The most important parts of Arwad are the royal pool and the moat. The royal pool is 5000 years old. It was dug in the western part of the island, and was designed to keep water at a certain fixed level through man-made holes that allowed sea water to get in and out at the same quantities. The pool was surrounded by high walls of large stones to prevent water from pouring into the pool when the waves get high. The pool still keeps water to this date and it is open to any visitor.

Another wonder, which was discovered only after the municipality tried to build a road around the island , is the moat of the pier. Studies said the moat’s design is as unique as that of the Pyramids. It is made of a levelled platform, a deep moat and then the main pier. The platform receives the main thrust of the wave , allows it to fall down into the moat, and then to shrink at the main pier moderately with fading effect. A design that surprised naval engineers and architects as well. Now let us scrutinize the present. Marine life in Arwad pushed people to work hard, to make maximum use of the sea, since it is their main source of living. Here we have to say that all the Arwadis, children and adults, males and females are good swimmers even in adverse weather drowned. Many tales can be told about Arwadi sailors who could swim for several days to reach Arwad safe and sound. Sea faring is a common hobby among Arwadis. For them the sea is an obsession. They eat from the sea, mummify its creatures, and change its mother of pearl into items of art.

Women excel in making fish- ing nets and in cooking the “Sayadiya“ (cooked rice with fish) and the “Hot Fish“ (fish roasted with chili, pepper , pine nuts and tomato paste). “Hot fish“ was our favorite meal for lunch. When the plates arrived at the table, good smell spread inviting us to an uncompromised pleasure, a specialty of Arwad. I met Abou Safwan, a man who spent all his life building boats. He was singing some lyrics of “Abdul Wahab“ . Despite the burden of the long one hundred years over his shoulders, he walks, eats and enjoys good health and sharp memory that helps him to remember minute details of the past events, stressing the fact that fish and fresh air, coming straight from the sea, made him live longer. Abou Safwan says: “Wherever you go all over the world, you meet Arwadis: captains, sailors, mechanics,…etc. We have a flotilla of 400 boats of international standards, a source of attraction to our island“.The mayor of Arwad told us that in winter, Arwad accommodates20000 inhabitants. In summer the number doubles with other several thousands visiting the island daily . “To receive this large number of visitors certain measures should be taken,” the mayor said. “Visitors spread all around the island, consume double the average need of the island inhabitants of food and beverages. The municipality worked hard to open a road of 2 km long west of the island ,to allow visitors have a look at all the island, since it was difficult to reach that part of it. There they discovered the pier and the pool. “We look forward to building hotels, restaurants and other facilities to accommodate visitors. Therefore, we would welcome Arab and Foreign investors,” the mayor added. Nearest to Arwad ,there is a smaller island locally called “Alnamel Island“. It is large enough to become an integrated tourist resort.

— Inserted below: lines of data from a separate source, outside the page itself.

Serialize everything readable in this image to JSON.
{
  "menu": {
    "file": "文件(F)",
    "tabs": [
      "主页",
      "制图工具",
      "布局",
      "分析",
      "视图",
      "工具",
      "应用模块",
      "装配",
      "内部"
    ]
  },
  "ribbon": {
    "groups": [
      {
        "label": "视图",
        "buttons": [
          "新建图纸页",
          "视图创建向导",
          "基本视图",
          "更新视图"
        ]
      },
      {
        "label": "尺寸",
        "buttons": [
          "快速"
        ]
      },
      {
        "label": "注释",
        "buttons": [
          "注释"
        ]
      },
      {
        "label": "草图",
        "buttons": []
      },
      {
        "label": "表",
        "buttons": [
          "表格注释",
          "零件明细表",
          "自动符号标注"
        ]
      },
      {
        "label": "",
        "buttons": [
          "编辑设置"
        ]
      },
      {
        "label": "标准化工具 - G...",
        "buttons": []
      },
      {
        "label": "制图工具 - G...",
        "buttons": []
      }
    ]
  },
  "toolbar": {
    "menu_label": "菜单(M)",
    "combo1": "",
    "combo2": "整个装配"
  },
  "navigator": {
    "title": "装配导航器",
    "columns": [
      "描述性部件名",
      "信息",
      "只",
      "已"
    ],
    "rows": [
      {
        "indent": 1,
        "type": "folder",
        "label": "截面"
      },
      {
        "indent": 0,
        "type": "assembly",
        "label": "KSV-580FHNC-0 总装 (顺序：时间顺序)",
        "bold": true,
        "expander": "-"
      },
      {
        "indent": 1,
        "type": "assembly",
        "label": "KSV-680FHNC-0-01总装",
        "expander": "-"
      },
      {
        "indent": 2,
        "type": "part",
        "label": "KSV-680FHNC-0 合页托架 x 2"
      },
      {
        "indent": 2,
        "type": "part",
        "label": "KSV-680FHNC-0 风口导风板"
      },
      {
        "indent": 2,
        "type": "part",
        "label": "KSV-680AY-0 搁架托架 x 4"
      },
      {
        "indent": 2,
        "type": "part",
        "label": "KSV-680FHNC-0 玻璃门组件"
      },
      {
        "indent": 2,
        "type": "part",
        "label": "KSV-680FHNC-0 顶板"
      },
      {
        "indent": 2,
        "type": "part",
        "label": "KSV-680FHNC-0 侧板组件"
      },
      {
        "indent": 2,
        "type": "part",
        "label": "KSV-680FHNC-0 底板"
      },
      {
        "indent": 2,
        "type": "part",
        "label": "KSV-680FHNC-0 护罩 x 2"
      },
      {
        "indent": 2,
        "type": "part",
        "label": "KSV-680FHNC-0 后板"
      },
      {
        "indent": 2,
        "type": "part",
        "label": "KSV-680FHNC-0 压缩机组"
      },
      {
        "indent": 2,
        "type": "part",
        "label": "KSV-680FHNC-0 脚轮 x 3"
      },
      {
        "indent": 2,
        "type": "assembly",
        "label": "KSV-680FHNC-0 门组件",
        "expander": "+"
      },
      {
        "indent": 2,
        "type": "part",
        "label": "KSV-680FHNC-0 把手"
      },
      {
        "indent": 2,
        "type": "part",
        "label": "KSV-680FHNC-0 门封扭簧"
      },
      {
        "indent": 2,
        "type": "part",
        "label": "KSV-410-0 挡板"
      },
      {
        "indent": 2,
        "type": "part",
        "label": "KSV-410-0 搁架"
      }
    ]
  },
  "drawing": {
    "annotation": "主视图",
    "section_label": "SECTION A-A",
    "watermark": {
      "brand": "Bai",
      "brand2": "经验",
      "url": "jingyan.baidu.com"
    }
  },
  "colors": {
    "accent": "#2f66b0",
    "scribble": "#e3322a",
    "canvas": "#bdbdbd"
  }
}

Arwad is a generous island, gives you pleasure and takes you back into ancient history. When you sip tea or coffee in its cafeterias or restaurants, listen to the waves hushing or roaring and watch sea gulls bustling around, you feel you are in a fantasy world. Departure: When we left Arwad’s marina the red golden disk of the sun was setting behind us, plunging behind the horizon. Sea gulls were cruising the sea above us. Arwadis, with smiles and waving hands were saying good bye to us. At that moment I remembered the Arwadi poet “Abdul Aziz Dukmak“ and all his poems about Arwad , mingling man and the sea in one unity ,and the great Syrian novelist “Hanna Mineh“ and his novel “The Sail”, describing boats coming from faraway ,wrestling with the waves, in the middle of the storm, to reach the island safe.